5490-chapitre-1669
Chapitre 1669 – Questions à la Lumière
Traducteur/Checker : Gray
Team : World Novel
Sunny s’enfonça dans la jungle, laissant son sens de l’ombre imprégner les ténèbres bruissantes. À l’origine, cet endroit était comme une barrière presque impénétrable, avec des lianes épaisses et des sous-bois denses qui barraient le chemin. Non seulement la flore était abondante et terriblement dense, mais elle était aussi prédatrice et mortellement dangereuse — même pour un Saint.
Mais à présent, les plantes ignobles étaient tranquilles et dociles. Il y avait aussi des chemins à travers la jungle, même si personne, à part Sunny, ne les aurait remarqués. Il parvint donc à maintenir une vitesse considérable, s’éloignant à chaque minute du Temple Sans Nom.

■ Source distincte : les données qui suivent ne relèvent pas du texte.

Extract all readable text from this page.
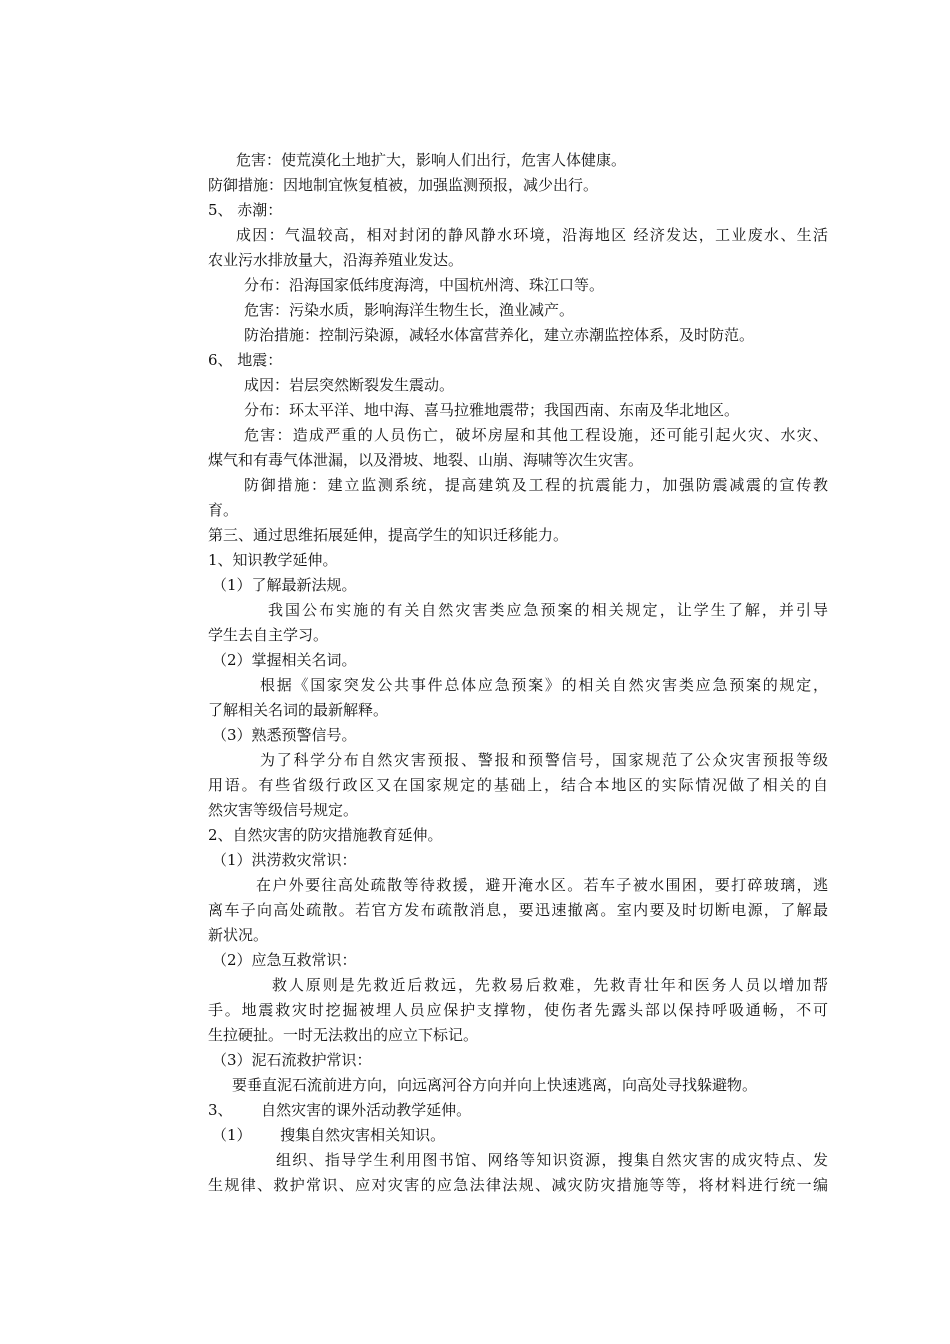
危害：使荒漠化土地扩大，影响人们出行，危害人体健康。
防御措施：因地制宜恢复植被，加强监测预报，减少出行。
5、 赤潮：
成因：气温较高，相对封闭的静风静水环境，沿海地区 经济发达，工业废水、生活
农业污水排放量大，沿海养殖业发达。
分布：沿海国家低纬度海湾，中国杭州湾、珠江口等。
危害：污染水质，影响海洋生物生长，渔业减产。
防治措施：控制污染源，减轻水体富营养化，建立赤潮监控体系，及时防范。
6、 地震：
成因：岩层突然断裂发生震动。
分布：环太平洋、地中海、喜马拉雅地震带；我国西南、东南及华北地区。
危害：造成严重的人员伤亡，破坏房屋和其他工程设施，还可能引起火灾、水灾、
煤气和有毒气体泄漏，以及滑坡、地裂、山崩、海啸等次生灾害。
防御措施：建立监测系统，提高建筑及工程的抗震能力，加强防震减震的宣传教
育。
第三、通过思维拓展延伸，提高学生的知识迁移能力。
1、知识教学延伸。
（1）了解最新法规。
我国公布实施的有关自然灾害类应急预案的相关规定，让学生了解，并引导
学生去自主学习。
（2）掌握相关名词。
根据《国家突发公共事件总体应急预案》的相关自然灾害类应急预案的规定，
了解相关名词的最新解释。
（3）熟悉预警信号。
为了科学分布自然灾害预报、警报和预警信号，国家规范了公众灾害预报等级
用语。有些省级行政区又在国家规定的基础上，结合本地区的实际情况做了相关的自
然灾害等级信号规定。
2、自然灾害的防灾措施教育延伸。
（1）洪涝救灾常识：
在户外要往高处疏散等待救援，避开淹水区。若车子被水围困，要打碎玻璃，逃
离车子向高处疏散。若官方发布疏散消息，要迅速撤离。室内要及时切断电源，了解最
新状况。
（2）应急互救常识：
救人原则是先救近后救远，先救易后救难，先救青壮年和医务人员以增加帮
手。地震救灾时挖掘被埋人员应保护支撑物，使伤者先露头部以保持呼吸通畅，不可
生拉硬扯。一时无法救出的应立下标记。
（3）泥石流救护常识：
要垂直泥石流前进方向，向远离河谷方向并向上快速逃离，向高处寻找躲避物。
3、      自然灾害的课外活动教学延伸。
（1）      搜集自然灾害相关知识。
组织、指导学生利用图书馆、网络等知识资源，搜集自然灾害的成灾特点、发
生规律、救护常识、应对灾害的应急法律法规、减灾防灾措施等等，将材料进行统一编
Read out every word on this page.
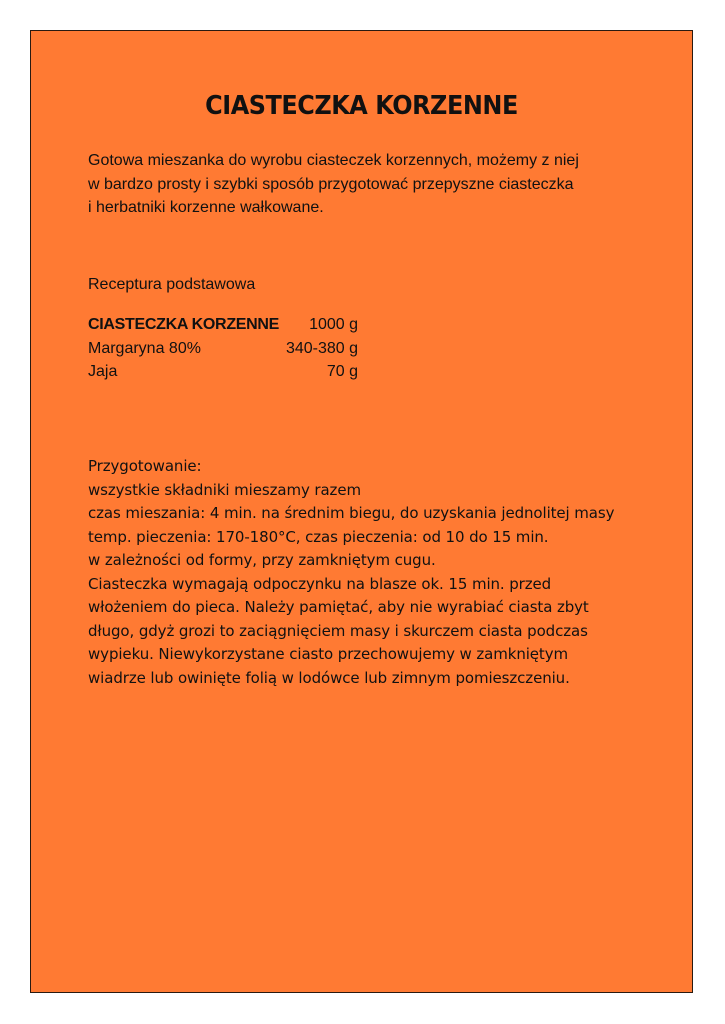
CIASTECZKA KORZENNE

Gotowa mieszanka do wyrobu ciasteczek korzennych, możemy z niej

w bardzo prosty i szybki sposób przygotować przepyszne ciasteczka

i herbatniki korzenne wałkowane.

Receptura podstawowa
CIASTECZKA KORZENNE 1000 g
Margaryna 80%	340-380 g
Jaja	70 g

Przygotowanie:

wszystkie składniki mieszamy razem

czas mieszania: 4 min. na średnim biegu, do uzyskania jednolitej masy

temp. pieczenia: 170-180°C, czas pieczenia: od 10 do 15 min.

w zależności od formy, przy zamkniętym cugu.

Ciasteczka wymagają odpoczynku na blasze ok. 15 min. przed

włożeniem do pieca. Należy pamiętać, aby nie wyrabiać ciasta zbyt

długo, gdyż grozi to zaciągnięciem masy i skurczem ciasta podczas

wypieku. Niewykorzystane ciasto przechowujemy w zamkniętym

wiadrze lub owinięte folią w lodówce lub zimnym pomieszczeniu.
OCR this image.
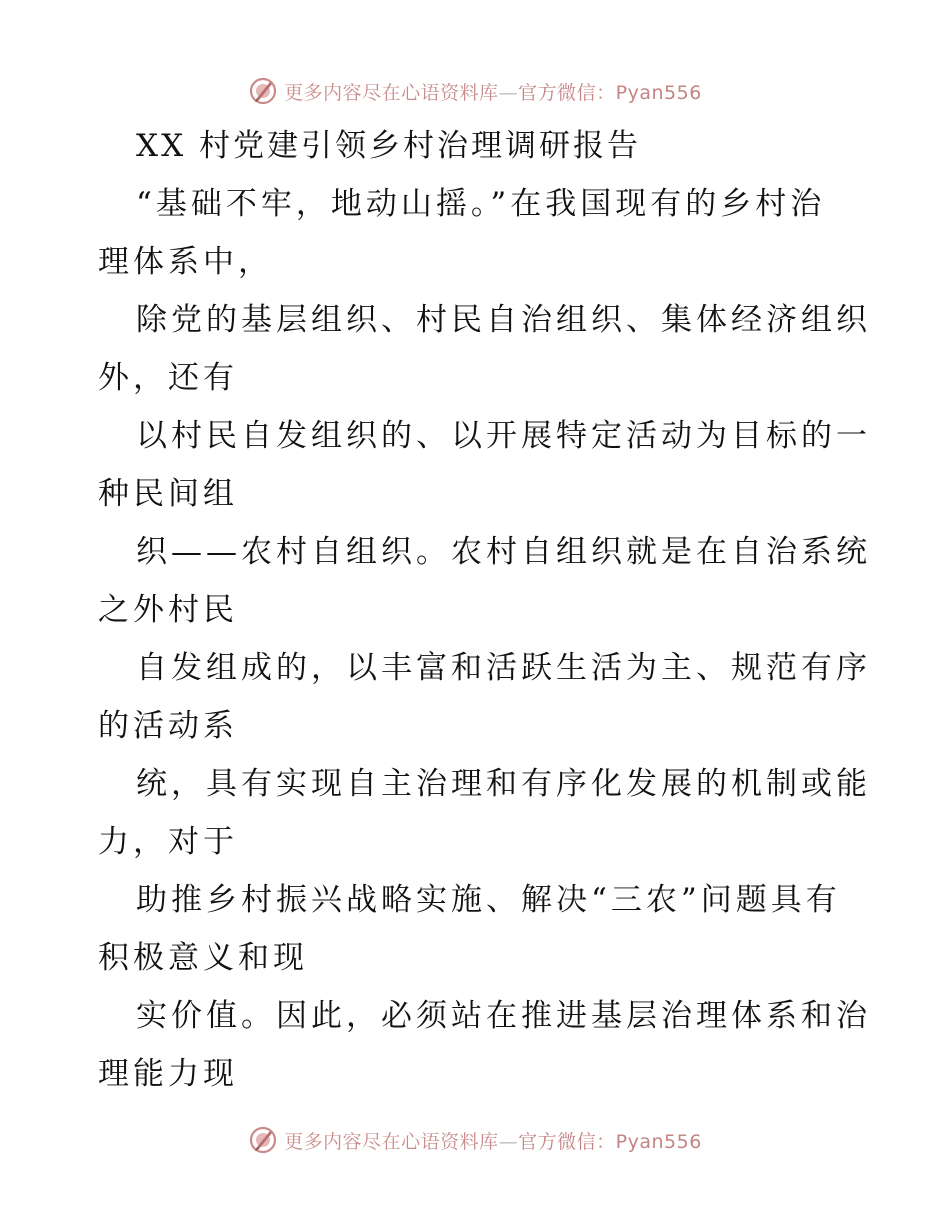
更多内容尽在心语资料库—官方微信：Pyan556
XX 村党建引领乡村治理调研报告
“基础不牢，地动山摇。”在我国现有的乡村治
理体系中，
除党的基层组织、村民自治组织、集体经济组织
外，还有
以村民自发组织的、以开展特定活动为目标的一
种民间组
织——农村自组织。农村自组织就是在自治系统
之外村民
自发组成的，以丰富和活跃生活为主、规范有序
的活动系
统，具有实现自主治理和有序化发展的机制或能
力，对于
助推乡村振兴战略实施、解决“三农”问题具有
积极意义和现
实价值。因此，必须站在推进基层治理体系和治
理能力现
更多内容尽在心语资料库—官方微信：Pyan556
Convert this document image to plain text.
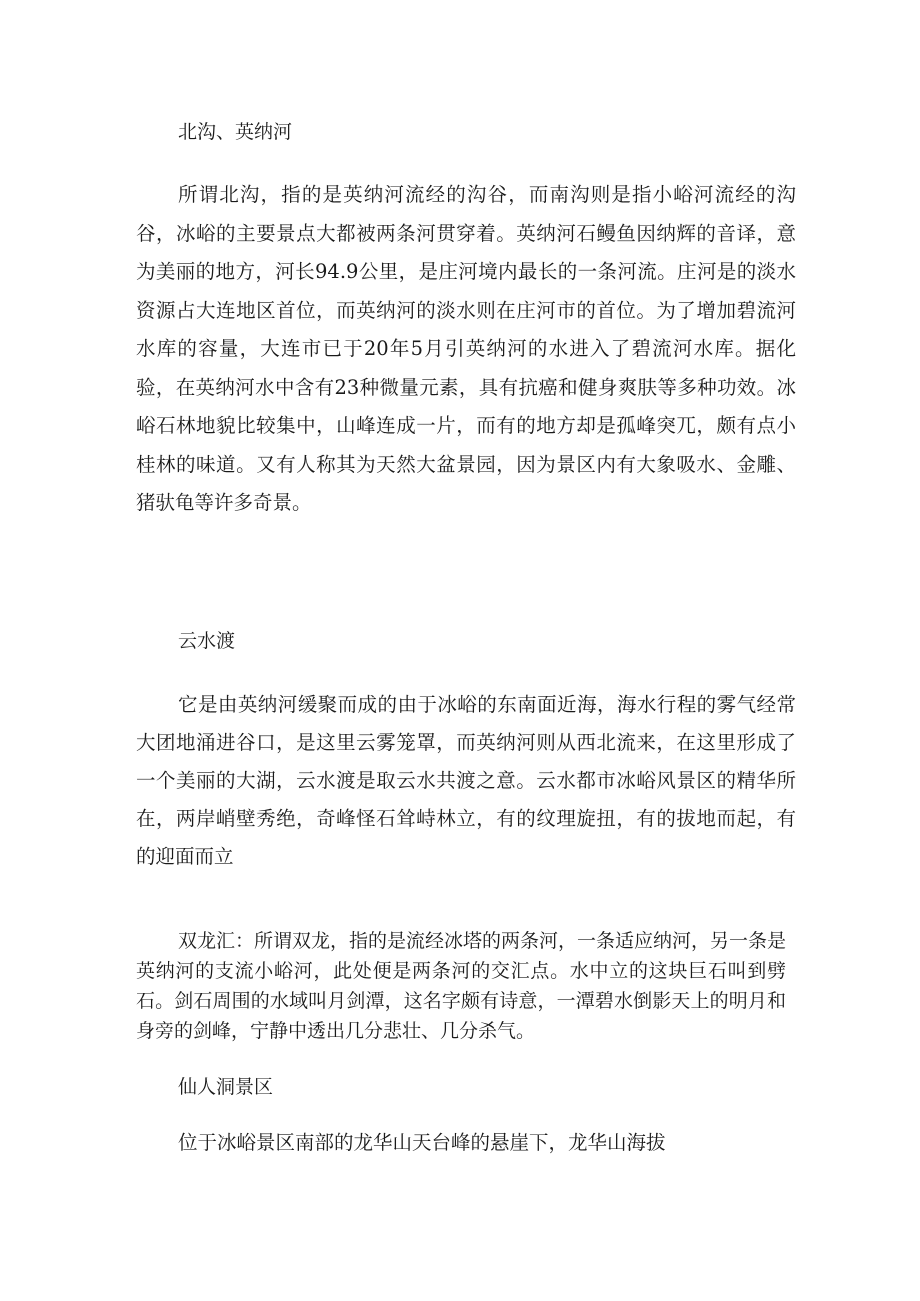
北沟、英纳河

所谓北沟，指的是英纳河流经的沟谷，而南沟则是指小峪河流经的沟谷，冰峪的主要景点大都被两条河贯穿着。英纳河石鳗鱼因纳辉的音译，意为美丽的地方，河长94.9公里，是庄河境内最长的一条河流。庄河是的淡水资源占大连地区首位，而英纳河的淡水则在庄河市的首位。为了增加碧流河水库的容量，大连市已于20年5月引英纳河的水进入了碧流河水库。据化验，在英纳河水中含有23种微量元素，具有抗癌和健身爽肤等多种功效。冰峪石林地貌比较集中，山峰连成一片，而有的地方却是孤峰突兀，颇有点小桂林的味道。又有人称其为天然大盆景园，因为景区内有大象吸水、金雕、猪驮龟等许多奇景。

云水渡

它是由英纳河缓聚而成的由于冰峪的东南面近海，海水行程的雾气经常大团地涌进谷口，是这里云雾笼罩，而英纳河则从西北流来，在这里形成了一个美丽的大湖，云水渡是取云水共渡之意。云水都市冰峪风景区的精华所在，两岸峭壁秀绝，奇峰怪石耸峙林立，有的纹理旋扭，有的拔地而起，有的迎面而立

双龙汇：所谓双龙，指的是流经冰塔的两条河，一条适应纳河，另一条是英纳河的支流小峪河，此处便是两条河的交汇点。水中立的这块巨石叫到劈石。剑石周围的水域叫月剑潭，这名字颇有诗意，一潭碧水倒影天上的明月和身旁的剑峰，宁静中透出几分悲壮、几分杀气。

仙人洞景区

位于冰峪景区南部的龙华山天台峰的悬崖下，龙华山海拔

Ils devaient se dépêcher pour maximiser les chances de retrouver les deux Dormeurs vivants.
Alors qu’ils traversaient tous deux la jungle, ils rencontrèrent d’autres Créatures du Cauchemar endormies. Il y en avait des centaines, voire des milliers, dont beaucoup de Rang Supérieur. Marcher parmi cette horde d’abominations endormies devait être une expérience tendue pour Nephis, étant donné que la puissance endormie sous le Temple Sans Nom était vraiment redoutable. Peut-être que même un Souverain aurait hésité après en avoir été témoin.
Sunny était pourtant calme.
Toutes ces Créatures du Cauchemar étaient sous l’emprise de Rêve Maléfique, perdues dans le domaine onirique mineur de Cauchemar. Leurs âmes étaient enfermées dans un labyrinthe de cauchemars, incapables de s’en échapper… pour la plupart.
Des exceptions se produisaient, mais rarement.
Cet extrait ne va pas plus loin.